The Galileo spacecraft, which has been diligently orbiting Jupiter for seven years, will soon meet a fiery demise. Yet even as its fuel dwindles and its instruments begin to fail, Galileo continues to surprise scientists.
In November Galileo made its closest pass yet to Jupiter, skimming 89,000 miles above the planet's upper cloud layer. This approach—the 34th loop around Jupiter—sent the probe deep inside the planet's powerful radiation belts. A barrage of protons temporarily immobilized Galileo's tape recorder, but engineers managed to recover data about Jupiter's magnetic field and its thin rings.

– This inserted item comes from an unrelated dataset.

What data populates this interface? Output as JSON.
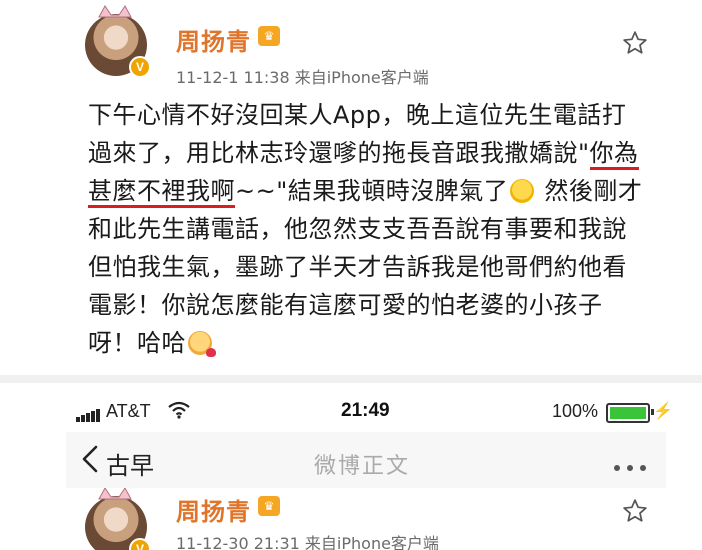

During that same orbit, Galileo made a close flyby of Amalthea, a ruddy, potato-shaped moon. Amalthea's gravitational tug on the spacecraft was far weaker than expected. Torrence Johnson, Galileo project scientist at NASA's Jet Propulsion Laboratory, says the 170-mile-wide body is probably "a very porous rubble pile, made of light rock mixed with ice and a fair amount of empty space." NASA has also just released five new images of giant red-and-black volcanoes and lakes of sulfurous lava on Io, a hellish satellite the size of Earth's moon.
In September Galileo will plunge into Jupiter's atmosphere, a strategy devised to prevent the spacecraft from contaminating Europa, the icy satellite that some scientists say could harbor life. But the probe will keep working to the end, gathering data about Jupiter's magnetosphere before burning up like a shooting star.